Strategic Configuration Sampling: software overview

SCS (Strategic Configuration Sampling) is a Python-based, open-source software designed to automate the generation of high-quality, system-specific datasets for the active learning of machine learning interatomic potentials (MLIPs). By combining model-driven exploration with on-the-fly data acquisition, SCS streamlines the traditionally manual and resource-intensive process of dataset creation, often a major bottleneck in MLIP development.

At the heart of SCS lies the concept of user-defined exploration workflows. These workflows organize ML-driven simulations into sequential phases to maximize the exploration of the chemical and configurational space of interest. In each phase, SCS automatically assembles atomic configurations using a simple, high-level syntax. A key innovation is its ability to dynamically construct new systems by “collaging” atomic structures taken from previous simulation outputs. This feature allows SCS to efficiently capture complex and non-trivial atomic environments—such as those arising from chemical reactions, mechanical stresses, or phase transitions—with minimal user intervention.

Moreover, SCS supports the parallel exploration of multiple systems, e.g. differing for the temperature or applied pressure, in a single session, each managed by its own workflow and with independently allocated computational resources. This allows efficient dataset generation even in heterogeneous scenarios, where different systems may require distinct resource strategies for DFT computations.

SCS is currently interfaced with two popular MLIP packages (MACE and DeePMD-kit), as well as several widely used open-source tools: Packmol for geometry initialization, LAMMPS as the molecular dynamics’ engine, Quantum ESPRESSO for DFT calculations, and the ASE Python package for general atomic simulations. An interface with the CP2K package is currently under development. The modular and general design of SCS ensures that it can be easily extended to support additional MLIP models and simulation engines, making it a powerful and adaptable tool for researchers working at the intersection of atomistic modeling and machine learning.

The project is fully open-source and available on GitLab: SCS GitLab Repository.

SCS active learning structure

Each active learning iteration begins with the training of an ensemble of MLIP models, each initialized with a different random seed but trained on the same dataset. Once the training is complete, exploration begins. SCS reads the user-defined input files and automatically builds the exploration workflow, assembling initial geometries and setting up the dynamical conditions of each simulation phase.

For example, Figure 2 illustrates SCS’s ability to automatically construct a complex silica–diamond interface under realistic tribological conditions. Starting from basic components (e.g., SiO₂ molecules, diamond surfaces, water), the workflow generates amorphous silica, performs surface hydroxylation, builds the interface, and simulates loading and wear processes—all within the same active learning session and without requiring manual intervention.
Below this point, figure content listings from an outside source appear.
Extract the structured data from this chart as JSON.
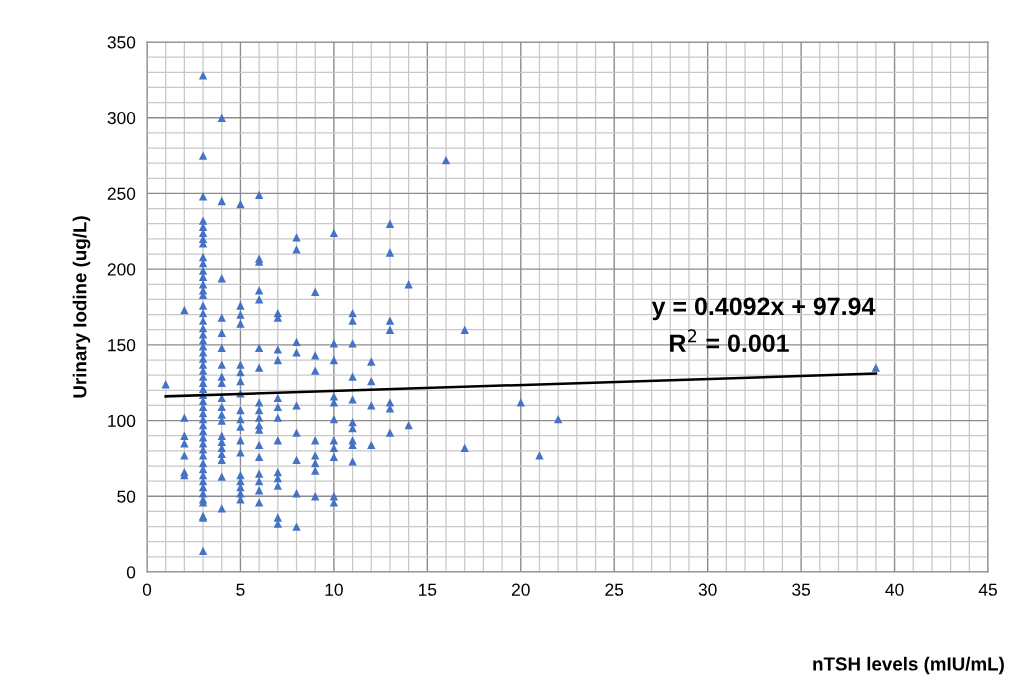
{
  "chart_data": {
    "type": "scatter",
    "xlabel": "nTSH levels (mIU/mL)",
    "ylabel": "Urinary Iodine (ug/L)",
    "xlim": [
      0,
      45
    ],
    "xticks": [
      0,
      5,
      10,
      15,
      20,
      25,
      30,
      35,
      40,
      45
    ],
    "ylim": [
      0,
      350
    ],
    "yticks": [
      0,
      50,
      100,
      150,
      200,
      250,
      300,
      350
    ],
    "grid": true,
    "marker": "triangle",
    "annotations": [
      "y = 0.4092x + 97.94",
      "R$^{2}$ = 0.001"
    ],
    "series": [
      {
        "color": "#4472c4",
        "x": [
          1,
          2,
          2,
          2,
          2,
          2,
          2,
          2,
          3,
          3,
          3,
          3,
          3,
          3,
          3,
          3,
          3,
          3,
          3,
          3,
          3,
          3,
          3,
          3,
          3,
          3,
          3,
          3,
          3,
          3,
          3,
          3,
          3,
          3,
          3,
          3,
          3,
          3,
          3,
          3,
          3,
          3,
          3,
          3,
          3,
          3,
          3,
          3,
          3,
          3,
          3,
          3,
          3,
          3,
          3,
          3,
          3,
          3,
          3,
          4,
          4,
          4,
          4,
          4,
          4,
          4,
          4,
          4,
          4,
          4,
          4,
          4,
          4,
          4,
          4,
          4,
          4,
          4,
          4,
          5,
          5,
          5,
          5,
          5,
          5,
          5,
          5,
          5,
          5,
          5,
          5,
          5,
          5,
          5,
          5,
          5,
          5,
          6,
          6,
          6,
          6,
          6,
          6,
          6,
          6,
          6,
          6,
          6,
          6,
          6,
          6,
          6,
          6,
          6,
          6,
          7,
          7,
          7,
          7,
          7,
          7,
          7,
          7,
          7,
          7,
          7,
          7,
          7,
          8,
          8,
          8,
          8,
          8,
          8,
          8,
          8,
          8,
          9,
          9,
          9,
          9,
          9,
          9,
          9,
          9,
          10,
          10,
          10,
          10,
          10,
          10,
          10,
          10,
          10,
          10,
          10,
          11,
          11,
          11,
          11,
          11,
          11,
          11,
          11,
          11,
          11,
          12,
          12,
          12,
          12,
          13,
          13,
          13,
          13,
          13,
          13,
          13,
          14,
          14,
          16,
          17,
          17,
          20,
          21,
          22,
          39
        ],
        "values": [
          124,
          173,
          102,
          90,
          85,
          77,
          66,
          64,
          328,
          275,
          248,
          232,
          228,
          224,
          220,
          217,
          208,
          204,
          199,
          195,
          190,
          186,
          183,
          176,
          171,
          166,
          161,
          157,
          153,
          149,
          145,
          141,
          137,
          133,
          129,
          125,
          121,
          117,
          113,
          109,
          105,
          101,
          97,
          93,
          89,
          85,
          81,
          77,
          72,
          68,
          64,
          60,
          56,
          52,
          48,
          46,
          37,
          36,
          14,
          300,
          245,
          194,
          168,
          158,
          148,
          137,
          129,
          125,
          115,
          109,
          104,
          100,
          90,
          86,
          82,
          78,
          74,
          63,
          42,
          243,
          176,
          170,
          164,
          137,
          132,
          126,
          118,
          107,
          101,
          96,
          87,
          79,
          64,
          60,
          56,
          52,
          48,
          249,
          207,
          205,
          186,
          180,
          148,
          135,
          112,
          107,
          102,
          97,
          94,
          84,
          76,
          65,
          60,
          54,
          46,
          171,
          168,
          147,
          140,
          115,
          109,
          102,
          87,
          66,
          62,
          57,
          36,
          32,
          221,
          213,
          152,
          145,
          110,
          92,
          74,
          52,
          30,
          185,
          143,
          133,
          87,
          77,
          72,
          67,
          50,
          224,
          151,
          140,
          116,
          112,
          101,
          87,
          82,
          76,
          50,
          46,
          171,
          166,
          151,
          129,
          114,
          99,
          95,
          87,
          84,
          73,
          139,
          126,
          110,
          84,
          230,
          211,
          166,
          160,
          112,
          108,
          92,
          190,
          97,
          272,
          160,
          82,
          112,
          77,
          101,
          135
        ]
      },
      {
        "type": "line",
        "color": "#000000",
        "x": [
          1,
          39
        ],
        "values": [
          116,
          131
        ],
        "marker": "none"
      }
    ]
  }
}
The simulations in each workflow are driven by the MLIP ensemble [ref] : one model pilots the MD simulation by computing atomic energies and forces, while the others evaluate the uncertainty (quantified as the standard deviation in predicted forces) along the trajectory. Configurations with high uncertainty are selected for further processing and validated via single-point DFT calculations. These new data are then added to the training set, and a new iteration of the active learning loop begins.

Through this iterative process, the MLIP ensemble becomes progressively more accurate and robust, learning to represent the relevant chemical and configurational space more effectively. SCS can also take advantage of pre-trained or universal MLIP models to bootstrap the exploration process when no initial dataset is available. This feature accelerates early iterations by enabling stable MD trajectories that facilitate the rapid acquisition of informative training data.

Fig 2: Complex automated exploration workflow for silica-diamond wear applications. Starting from simple geometries, SCS can generate sophisticated systems throughout the workflow’s phases: amorphous silica (Phase0), hydroxylated-silica (Phase1), silica-diamond interface under load (Phase2) and wear (Phase3). The blue addition symbols indicate the usage of the “collaging” feature to stich different structures
The software is described in the following article: A. Pacini, M. Ferrario, and M. C. Righi, Accelerating Data Set Population for Training Machine Learning Potentials with Automated System Generation and Strategic Sampling, J. Chem. Theory Comput. 2025, 1549-9618.